If you think you know what happens next… you probably do. The film becomes an infomercial for “real America” and how its values can triumph over those damn coastal elites. During a tense diner-set conversation, Jerry’s cup of good old American coffee and Tyler’s Red Bull serve as convenient stand-ins for white and black hats. Nobody was swinging for the fences on this one.

Still, as low as this movie’s aspirations are, its competently executed 96 minutes tend to fly by. It may be painfully unfunny at times and largely conflict-free, but Brad Copeland’s script skillfully enters at the latest possible moment and ends before it can overstay its welcome. Frankel keeps the movie moving along at a bouncy pace, and everything looks so pretty that it’s easy to forget the town was struggling in the first place.

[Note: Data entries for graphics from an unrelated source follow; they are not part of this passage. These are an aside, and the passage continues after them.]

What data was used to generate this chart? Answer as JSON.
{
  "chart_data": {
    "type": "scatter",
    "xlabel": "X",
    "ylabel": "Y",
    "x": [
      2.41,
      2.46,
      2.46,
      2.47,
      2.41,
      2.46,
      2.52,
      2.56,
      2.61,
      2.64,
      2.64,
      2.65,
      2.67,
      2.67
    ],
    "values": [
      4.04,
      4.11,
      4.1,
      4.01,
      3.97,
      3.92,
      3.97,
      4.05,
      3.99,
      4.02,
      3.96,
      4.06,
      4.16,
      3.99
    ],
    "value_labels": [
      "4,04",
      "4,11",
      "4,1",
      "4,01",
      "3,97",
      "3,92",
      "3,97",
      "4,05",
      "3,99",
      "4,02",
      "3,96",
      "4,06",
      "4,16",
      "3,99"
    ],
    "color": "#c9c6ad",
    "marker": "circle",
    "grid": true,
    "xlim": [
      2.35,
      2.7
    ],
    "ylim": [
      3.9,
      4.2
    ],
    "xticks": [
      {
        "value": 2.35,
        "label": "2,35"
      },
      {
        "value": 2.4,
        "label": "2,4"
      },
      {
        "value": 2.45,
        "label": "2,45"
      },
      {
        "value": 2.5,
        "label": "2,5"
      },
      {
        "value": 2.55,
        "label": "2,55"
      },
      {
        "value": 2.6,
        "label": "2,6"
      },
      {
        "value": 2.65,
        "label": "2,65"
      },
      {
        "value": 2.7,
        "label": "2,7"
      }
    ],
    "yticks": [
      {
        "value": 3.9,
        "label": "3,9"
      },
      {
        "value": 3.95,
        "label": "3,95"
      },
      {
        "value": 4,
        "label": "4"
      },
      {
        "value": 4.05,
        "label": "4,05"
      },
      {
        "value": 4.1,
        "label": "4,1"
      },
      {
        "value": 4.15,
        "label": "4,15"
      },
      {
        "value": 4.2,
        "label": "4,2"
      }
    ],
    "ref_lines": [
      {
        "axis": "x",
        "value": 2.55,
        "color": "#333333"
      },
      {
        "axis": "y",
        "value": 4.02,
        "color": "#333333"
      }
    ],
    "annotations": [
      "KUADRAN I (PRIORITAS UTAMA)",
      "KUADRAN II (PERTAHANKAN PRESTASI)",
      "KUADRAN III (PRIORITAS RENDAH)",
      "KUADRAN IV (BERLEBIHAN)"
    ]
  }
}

With a couple notable exceptions (the only thing lazier than Wilmore’s performance is the slew of travel agent jokes Copeland wrote for him), the acting is also solid. As strange as it is to see Cranston transitioning into bona fide “old man” roles, he carries the film with a perfect balance of Midwestern sweetness and geriatric confusion. Bening’s light, breezy performance also gets the job done, and the two are relatively convincing as a married couple. The highlight of the film is Wilson, who fully commits to his supporting role as a wacky liquor store owner and spins some straw into comedy gold in the process.

A handful of charming performances and a mercifully tight running time can’t hide what “Jerry & Marge Go Large” really is: content-with-a-capital-C. It’s the kind of movie you throw on after your “Emily in Paris” binge left you mentally drained. It’s the cinematic equivalent of sitting on the lawn at an Eddie Money concert, half buzzed on vodka and lemonade, chatting with friends while you forget that something resembling art is happening in the background.

Much like “Indiana Jones and the Temple of Doom” prompted the MPAA to create the PG-13 rating, it’s easy to imagine a new rule being implemented that prevents anyone under the age of 70 from watching “Jerry & Marge Go Large.” That’s not an insult; just an acknowledgement that every frame and line of dialogue seems designed to appeal exclusively to retirees. The great irony is, for a film that places so much emphasis on making the most of one’s “golden years,” it asks its viewers to waste 96 minutes of theirs without offering much in return.

Grade: C+

“Jerry & Marge Go Large” premiered at the 2022 Tribeca Film Festival, followed by a streaming release on Paramount+ on Friday, June 17.